It's fair to describe EA Mythic's Warhammer as one of the most keenly anticipated massively multiplayer games on the slate right now - so the groans and frustrated harrumphs heard when the company announced a three month delay to its launch schedule earlier today are only to be expected.
Even if it's a bit further away now, though, Warhammer is still a big deal. It's Electronic Arts' first dalliance with MMORPG publishing since Ultima Online all those years ago, for one thing. More interestingly for MMOG players, it's also developer Mythic's next title after the celebrated Dark Age of Camelot, which was much-loved by fans for its large-scale Realm vs Realm battles.
With that in mind, we collared EA Mythic's boss, Mark Jacobs, and shook him about roughly until he spilled the beans on the reasons for the delay - and how the game is taking shape. (Don't worry, no developers were harmed in the making of this feature - it's all done with computer graphics these days.) Firstly, what's going on?
Mark Jacobs: We are extending the development schedule of Warhammer for another quarter, into the second quarter of 2008. We're doing this really for two major reasons.
Number one, to put more polish onto the game - the teams have been working very hard on delivering content, and what we were finding is that they were cutting into the polish time. They were getting things done on a content side - quests, monsters - but they were getting them done a little bit later. When John [Riccitiello, EA supreme overlord] said last night on the conference call that we missed our milestone, that's absolutely correct. We had a choice - either we could continue cutting into the polish time and release in February, or we could extend the schedule.

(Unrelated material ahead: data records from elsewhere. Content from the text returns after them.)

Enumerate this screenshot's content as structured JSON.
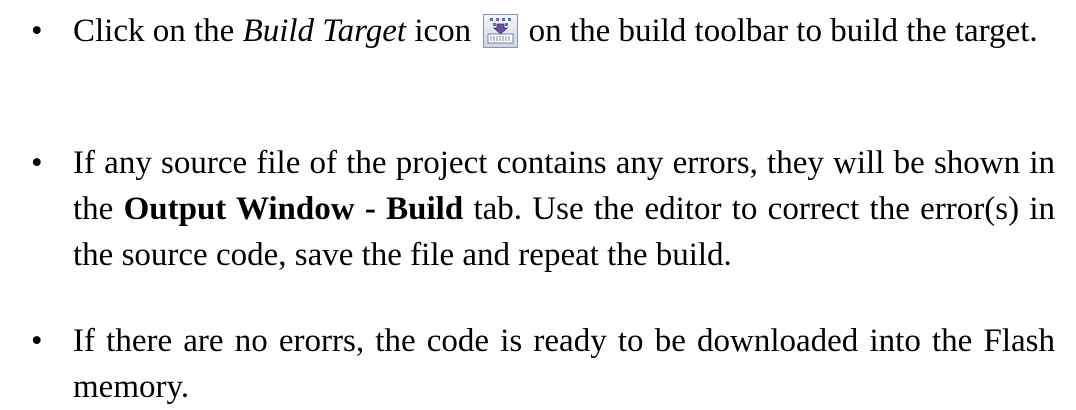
{
  "items": [
    {
      "bullet": "•",
      "before_em": "Click on the ",
      "em": "Build Target",
      "after_em": " icon ",
      "icon": "build-target-icon",
      "after_icon": " on the build toolbar to build the target."
    },
    {
      "bullet": "•",
      "before_strong": "If any source file of the project contains any errors, they will be shown in the ",
      "strong": "Output Window - Build",
      "after_strong": " tab. Use the editor to correct the error(s) in the source code, save the file and repeat the build."
    },
    {
      "bullet": "•",
      "text": "If there are no erorrs, the code is ready to be downloaded into the Flash memory."
    }
  ]
}
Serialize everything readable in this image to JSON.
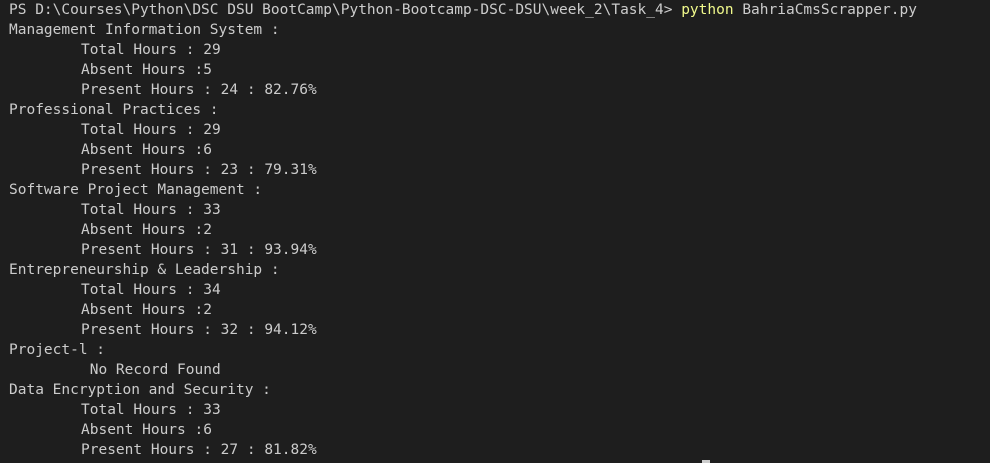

The other thing that we saw was that during beta, some of our players told us that they didn't like certain aspects. A lot of quests were great, but some of them weren't so great; they loved certain things, but others needed more work. They loved Realm vs Realm play, but missed some of the RvR from Dark Age of Camelot. We looked at that as well, and said okay - we'd better take a little longer on the feature-set.
When you put the two together, between the content polish and the feature-set, we made the obvious, although not easy, call. Take the extra time, get it right, and be sure that when this is released, it is a great game.
Eurogamer: So would you say that the work needed on the RvR play, based on your beta feedback, is a major reason for the delay?
Mark Jacobs: That's mostly true; the RvR has been a factor in the delay, absolutely. The only thing I'd like to add is that polish has also been a major factor for us. I've said this before, but right now, the game that has raised the quality bar higher than anyone else, ever, has to be Blizzard's World of Warcraft. Whether you love the game, hate the game or don't really care either which way, you can't argue that the quality that Blizzard put into that product is outstanding.
They have raised the bar beyond all other games. We had a choice - we could have looked at our game and said, "we're going to be feature complete, we'll have some polish, but not quite enough polish." We said no. We didn't want to do it; EA didn't want us to do it.
They wanted this to be truly a great next-generation MMO, and that includes the feature-set - including, like you said, RvR. Realistically, the single most distinguishing feature about Warhammer, just like Camelot, the feature that is key to our success, is RvR. Between that, and the additional polish, that's the reason for the delay.
Eurogamer: What state is the game in right now?
Mark Jacobs: There are two aspects to that - one is what we call feature and content complete, and the other is polish. What we're hoping to have by the end of the year, or early next year, is the game being content complete. That does not mean polished; that means the first cut, or the second cut, of all the stuff is in the game.
In terms of features, then, we're not that close. We've still got a lot to do - we need to add the open RvR that we spoke about in the announcement, and we need to do a bunch of other things. I don't know what percentage that is, exactly. However, the beauty is that if we accomplish that, meet all our goals and get content complete, you can see how much time we're going to have to polish the game before release.